Sunday, December 21, 2008

First Day of Volunteering -- Sunday, December 7 -- morning

The following morning, Michael and I woke up to beautiful sunshine and headed to Hotel Dos Mundos' restaurant for the included breakfast.

The food was very basic -- a choice between a very light continental breakfast or the Chapin (local) with eggs, refried beans, a few plantains and some watermelon. But the coffee was good, and the setting was very cheery.

After breakfast, we had a little time, so we walked down to the shore of Lake Atitlan to take a few pictures.

It was so gorgeous! I know why Atitlan has been called the most beautiful lake in the world. And this time, there was no mist obscuring the volcanoes that surround it. (In April, we never got a completely unobstructed view.)

As we were taking it all in, someone called my name. In a twist of fate, it turned out that a former co-worker of mine, Rob, whom I had not seen or spoken with in over three years, just happened to be in town and recognized me. How random is that?

Rob took this picture of Michael and me.

Then we went back to Dos Mundos to meet up with the group. We watched the parade of tuk-tuks go by on Calle Santander.

And we saw the vendors starting to set up their stands.

Today was the day of the orphanage party (which I wrote about earlier this year). The first stop was to the shoe store to buy shoes for each of the children. However, there wasn't enough room for Michael and I to go along with Tricia's gang for this part, so we brought donations over to Sharon's, instead.

When we got to Sharon's, we found piles and piles of the fixings for the tamale baskets: oil, rice, cookies, chocolate, marshmallows, beans, raisins, chicken broth, bread, and more.

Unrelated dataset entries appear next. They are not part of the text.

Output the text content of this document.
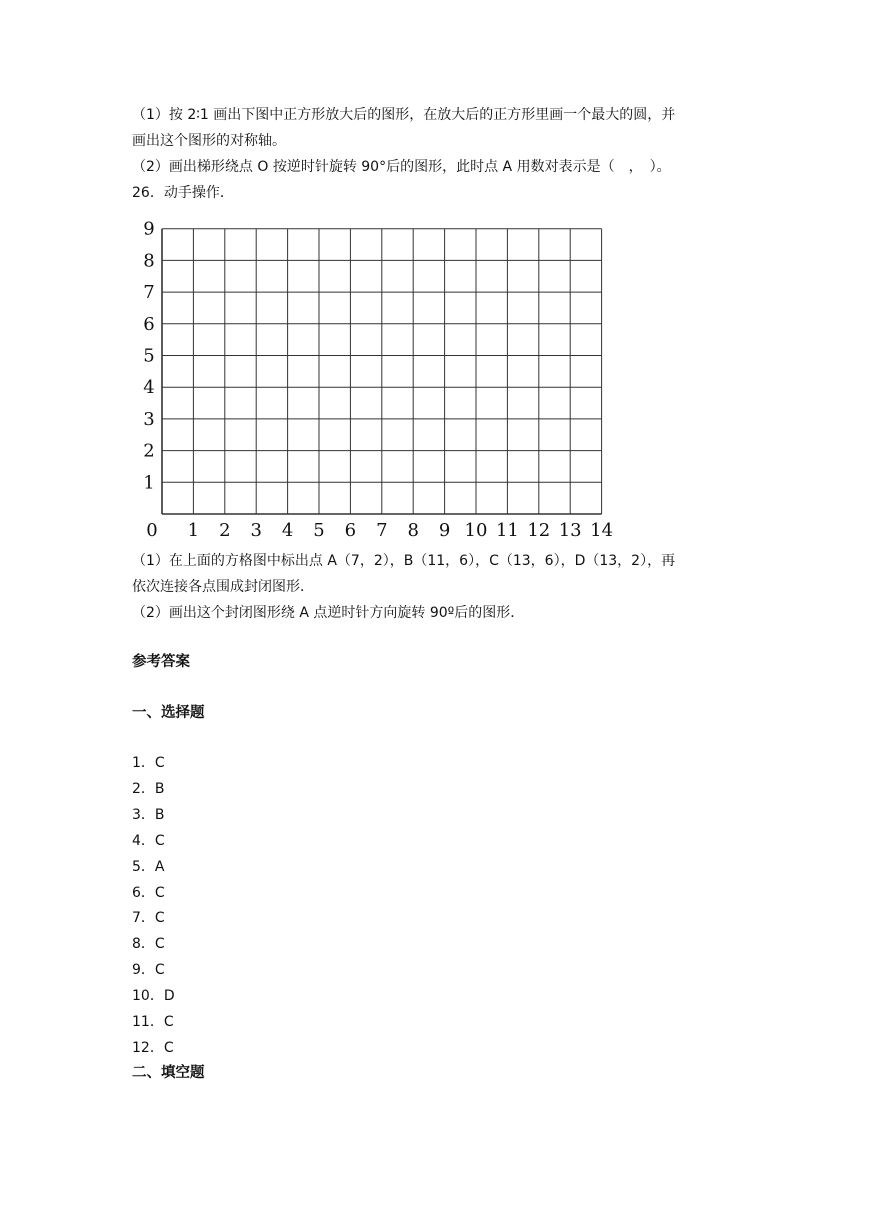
（1）按 2∶1 画出下图中正方形放大后的图形，在放大后的正方形里画一个最大的圆，并
画出这个图形的对称轴。
（2）画出梯形绕点 O 按逆时针旋转 90°后的图形，此时点 A 用数对表示是（　，　）。
26．动手操作．
0 1 2 3 4 5 6 7 8 9 10 11 12 13 14
1
2
3
4
5
6
7
8
9
（1）在上面的方格图中标出点 A（7，2），B（11，6），C（13，6），D（13，2），再
依次连接各点围成封闭图形．
（2）画出这个封闭图形绕 A 点逆时针方向旋转 90º后的图形．
参考答案
一、选择题
1．C
2．B
3．B
4．C
5．A
6．C
7．C
8．C
9．C
10．D
11．C
12．C
二、填空题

Julie, one of the Helping Mayan Families group members, was instrumental in coming up with a great assembly line, so we could zip through the baskets.

We worked side by side with the Guatemalan staff of Mayan Families to create a number of baskets. There are several young people who work at Mayan Families, and we were amazed at how strong and industrious they were.

Above, Michael works with Tracy to put the finishing touches on a basket.

Once each basket was done, someone put it outside, ready to be distributed.

Tricia's group came back from shoe shopping, and it was time for us to get the presents ready for the orphans.

These are just some of the toys on hand for the party and for distribution at other parties!

Back in the States, Tricia had put together a giant ziploc bag marked for each child with their name and photo. Each bag had a variety of items, including clothes, underwear, small games, and toys. We went into the house and wrapped the biggest present for each child and put together Christmas stockings, as well.

Sharon's younger daughter, Aleeya, was too adorable. She is always part of the action.

We got ready to head out to the orphanage. There were two pinatas -- a schoolgirl for the girls and a santa for the boys. Michael and I rode in the back of the pickup truck with the pinatas, the cake, Morgan, and some of the Mayan Families staff kids.

We drove to the orphanage, which was about 15 minutes away from Sharon's. The scenery en route was incredible.

And suddenly, there we were at the orphanage, with the kids ready to greet us!